In all its endeavors sustainability has been its strongest guiding value expressed in terms of i) project development, ii) property management and iii) program operations. (For details see the Sionito Model section).
Sionito and Private Financing Partnerships Have Been Successful in Toronto
1) Sionito Equity
Sionito, as a result of paying down mortgages on its property portfolio has at its disposal development reserve funds. These are used primarily for soft costs such as legal, accounting and real estate consultants who are needed to search for new development land and complete the due diligence prior to making offers on the land. Further equity in the form of land security is required to secure bridge financing if it is used to purchase the land. Then at this point further reserve funds are required to make the monthly payments until the government funding is available. Further funds are required to partner with the professionals such as non-profit housing specialists, accountants and quantity surveyors in order to prepare a class A or B budget acceptable to the government funders.
2) Private Bridge Financing
Sionito has been successful in achieving private bridge financing for new development projects. The alternative business plan would be for Sionito to sell its present properties and then search for new properties, however this would not expand its unit counts. Consequently, Sionito’s business plan is to place its present mortgage free properties as security for bridge financing loans to cover the purchase and development of new lands. As the planning process proceeds the new land increases in value which is a benefit for Sionito.
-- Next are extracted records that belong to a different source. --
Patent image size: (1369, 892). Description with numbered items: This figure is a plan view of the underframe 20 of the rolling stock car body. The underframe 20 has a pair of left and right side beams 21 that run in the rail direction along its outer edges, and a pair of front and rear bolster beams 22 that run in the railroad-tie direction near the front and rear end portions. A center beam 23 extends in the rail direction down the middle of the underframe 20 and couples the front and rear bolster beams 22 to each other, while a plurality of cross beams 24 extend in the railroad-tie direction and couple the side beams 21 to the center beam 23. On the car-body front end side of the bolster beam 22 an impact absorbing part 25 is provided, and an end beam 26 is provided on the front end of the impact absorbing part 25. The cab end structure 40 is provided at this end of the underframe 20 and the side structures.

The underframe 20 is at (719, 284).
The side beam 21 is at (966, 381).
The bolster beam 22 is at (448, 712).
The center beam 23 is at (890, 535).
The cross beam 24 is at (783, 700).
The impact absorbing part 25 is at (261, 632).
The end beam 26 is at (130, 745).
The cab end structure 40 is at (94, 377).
The non-profit sector in order to provide affordable housing with below market rents applies to tri-level government funding programs. The result is that Sionito provides the upfront money in order to develop the proposed budgets and other descriptions that the funders use to review the proposal. The major component of this money is bridge financing used to purchase land, zone it and take it through the Site Plan Approval stages. As indicated above the bridge financing is secured by the other mortgage free properties owned by Sionito.
3) Green / Ethical Financing
Sionito has been approached by parties with trust funds and we are actively exploring these partnerships. The non-profit sector is positioned to accept financing, both short term and long term, from financing institutions such as insurance companies, banks, credit unions and family trusts that are looking to complete the green or ethical components of their portfolio. Beyond the requests of their share holders for these type of investments it may soon be in the interest of the Federal Government to provide tax based incentives for these type of private investments in the private non-profit sector.
4) Private Options with Patient Land
The private sector, private non-profits and charities such as churches may own land that has development potential. Private developers can often receive density increases if they are placing an affordable housing complex on the same lands as their condo or townhouse developments. These are ideal partnership opportunities. Sonito refers to this as “patient” land sites. These land sites can go through the planning stages achieving a site plan approval without the upfront expense of the land purchase by the end user, usually a charity. However, whether it’s a church, a non-profit housing complex or a private developer seeking a second or third tower the end result is that the market values of the land increases on the way through as densities increase resulting in a win win for both parties; the present land owner and the future charity.